Hi mutemonkey8 and once removed.

Thanks for sharing your experiences mutemonkey8. The therapist you mentioned there seems to have crossed boundaries on a number of levels. Thanks for relating to how disorienting it is. I think I just needed to tell that story about what actually happened to me, as I had no one to discuss it with at the time, and I really was quite traumatised as my sense of safety was destroyed. I think the therapist in this case was projecting stuff from within herself into my situation and therefore was highly reactive including misreading my intentions and where I was coming from.

Thanks for mentioning the LCSW option (I had to google the letters to find out it was licensed clinical social worker!). I can look into that as another possibility. Thanks for the support!

And thanks for your thoughts once removed. What you say about negative associations with anger does resonate with me. I grew up with anger outbursts from both my parents so I do have anxiety around that.

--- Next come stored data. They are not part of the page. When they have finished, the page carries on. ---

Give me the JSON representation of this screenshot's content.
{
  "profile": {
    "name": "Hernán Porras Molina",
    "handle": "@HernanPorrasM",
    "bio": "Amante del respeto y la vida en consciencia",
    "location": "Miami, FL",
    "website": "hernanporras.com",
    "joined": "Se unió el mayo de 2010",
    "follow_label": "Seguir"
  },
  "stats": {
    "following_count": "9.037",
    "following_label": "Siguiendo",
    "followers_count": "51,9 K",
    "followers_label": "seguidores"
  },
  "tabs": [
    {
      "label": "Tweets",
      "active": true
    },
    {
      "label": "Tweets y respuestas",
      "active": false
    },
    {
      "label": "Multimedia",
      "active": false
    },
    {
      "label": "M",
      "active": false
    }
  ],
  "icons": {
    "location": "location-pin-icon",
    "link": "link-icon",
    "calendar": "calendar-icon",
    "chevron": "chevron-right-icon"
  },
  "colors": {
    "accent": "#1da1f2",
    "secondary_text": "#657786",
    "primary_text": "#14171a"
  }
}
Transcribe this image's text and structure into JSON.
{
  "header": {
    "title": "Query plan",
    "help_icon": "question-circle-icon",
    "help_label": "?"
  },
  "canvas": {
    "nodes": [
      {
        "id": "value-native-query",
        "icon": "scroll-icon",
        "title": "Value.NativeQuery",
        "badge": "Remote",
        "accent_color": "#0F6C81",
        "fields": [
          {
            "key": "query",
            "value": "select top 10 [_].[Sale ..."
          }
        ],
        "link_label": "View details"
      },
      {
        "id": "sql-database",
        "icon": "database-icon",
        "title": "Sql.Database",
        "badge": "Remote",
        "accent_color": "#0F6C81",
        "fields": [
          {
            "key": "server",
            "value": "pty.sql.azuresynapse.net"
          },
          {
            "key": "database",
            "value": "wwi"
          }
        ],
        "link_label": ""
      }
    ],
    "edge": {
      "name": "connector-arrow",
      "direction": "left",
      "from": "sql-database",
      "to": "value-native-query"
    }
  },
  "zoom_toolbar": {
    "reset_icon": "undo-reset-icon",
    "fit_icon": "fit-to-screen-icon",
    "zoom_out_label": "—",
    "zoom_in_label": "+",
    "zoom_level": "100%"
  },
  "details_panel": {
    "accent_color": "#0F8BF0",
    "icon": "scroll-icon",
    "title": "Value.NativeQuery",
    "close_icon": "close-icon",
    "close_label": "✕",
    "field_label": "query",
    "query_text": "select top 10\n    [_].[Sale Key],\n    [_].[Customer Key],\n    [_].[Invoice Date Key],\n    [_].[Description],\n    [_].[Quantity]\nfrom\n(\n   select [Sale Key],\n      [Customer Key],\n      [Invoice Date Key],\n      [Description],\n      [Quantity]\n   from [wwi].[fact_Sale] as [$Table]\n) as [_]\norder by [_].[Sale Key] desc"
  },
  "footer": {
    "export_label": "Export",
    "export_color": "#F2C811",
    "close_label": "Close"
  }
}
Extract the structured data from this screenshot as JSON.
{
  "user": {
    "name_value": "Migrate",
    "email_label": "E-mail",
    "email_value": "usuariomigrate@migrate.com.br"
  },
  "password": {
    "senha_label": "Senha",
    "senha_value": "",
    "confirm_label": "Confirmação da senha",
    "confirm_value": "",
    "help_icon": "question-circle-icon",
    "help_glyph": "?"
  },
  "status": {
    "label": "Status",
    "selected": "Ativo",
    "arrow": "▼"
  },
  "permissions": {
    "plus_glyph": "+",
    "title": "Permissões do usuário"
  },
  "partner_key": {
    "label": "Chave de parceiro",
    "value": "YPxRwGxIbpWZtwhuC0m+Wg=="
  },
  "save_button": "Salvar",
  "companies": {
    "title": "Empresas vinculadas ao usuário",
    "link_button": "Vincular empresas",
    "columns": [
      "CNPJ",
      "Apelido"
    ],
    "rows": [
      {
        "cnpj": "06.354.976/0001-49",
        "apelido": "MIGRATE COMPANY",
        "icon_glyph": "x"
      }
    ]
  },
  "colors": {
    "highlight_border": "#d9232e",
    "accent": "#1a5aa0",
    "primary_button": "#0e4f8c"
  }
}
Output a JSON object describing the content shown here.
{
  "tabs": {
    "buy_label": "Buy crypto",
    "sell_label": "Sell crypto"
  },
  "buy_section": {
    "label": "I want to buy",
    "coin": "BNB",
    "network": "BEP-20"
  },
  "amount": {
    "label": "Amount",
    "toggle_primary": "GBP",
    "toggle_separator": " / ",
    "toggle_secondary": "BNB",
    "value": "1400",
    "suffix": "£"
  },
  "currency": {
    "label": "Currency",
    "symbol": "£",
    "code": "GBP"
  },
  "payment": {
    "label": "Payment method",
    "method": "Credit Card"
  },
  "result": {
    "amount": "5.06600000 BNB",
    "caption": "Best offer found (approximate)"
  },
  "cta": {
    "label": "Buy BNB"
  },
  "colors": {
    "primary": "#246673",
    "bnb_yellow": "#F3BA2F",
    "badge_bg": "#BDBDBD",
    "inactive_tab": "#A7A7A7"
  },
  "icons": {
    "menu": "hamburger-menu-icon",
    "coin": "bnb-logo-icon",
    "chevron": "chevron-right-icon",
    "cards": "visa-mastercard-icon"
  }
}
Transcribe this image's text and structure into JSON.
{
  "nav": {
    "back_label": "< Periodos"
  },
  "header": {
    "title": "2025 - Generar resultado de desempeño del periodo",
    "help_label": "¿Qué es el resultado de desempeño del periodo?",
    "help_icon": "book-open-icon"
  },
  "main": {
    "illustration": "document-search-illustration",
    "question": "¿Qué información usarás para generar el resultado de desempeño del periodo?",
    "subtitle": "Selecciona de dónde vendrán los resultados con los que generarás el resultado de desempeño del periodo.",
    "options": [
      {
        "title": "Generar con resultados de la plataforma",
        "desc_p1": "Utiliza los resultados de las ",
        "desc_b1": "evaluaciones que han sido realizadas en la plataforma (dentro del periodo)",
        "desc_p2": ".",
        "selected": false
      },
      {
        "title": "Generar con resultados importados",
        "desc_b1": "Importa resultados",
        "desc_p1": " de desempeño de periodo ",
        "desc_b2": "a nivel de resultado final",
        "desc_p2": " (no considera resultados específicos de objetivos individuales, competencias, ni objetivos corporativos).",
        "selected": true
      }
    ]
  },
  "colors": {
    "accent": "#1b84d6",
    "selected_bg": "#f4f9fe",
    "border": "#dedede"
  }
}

I also very much relate to what you say about expressing your own anger. After that situation with the therapist I was initially stunned and disoriented, so it took a while to even identify anger in myself which kind emerged out of the confusion and disorientation, by which time I started to think of ways I could have been able to defend myself at the time if I had had my wits about me and not been so confused.

I think what I've gradually learned from the experience is the most important thing is to be able to trust myself, and if grounded in myself I am better positioned to be able to read my own gut feelings about a situation. Many thanks!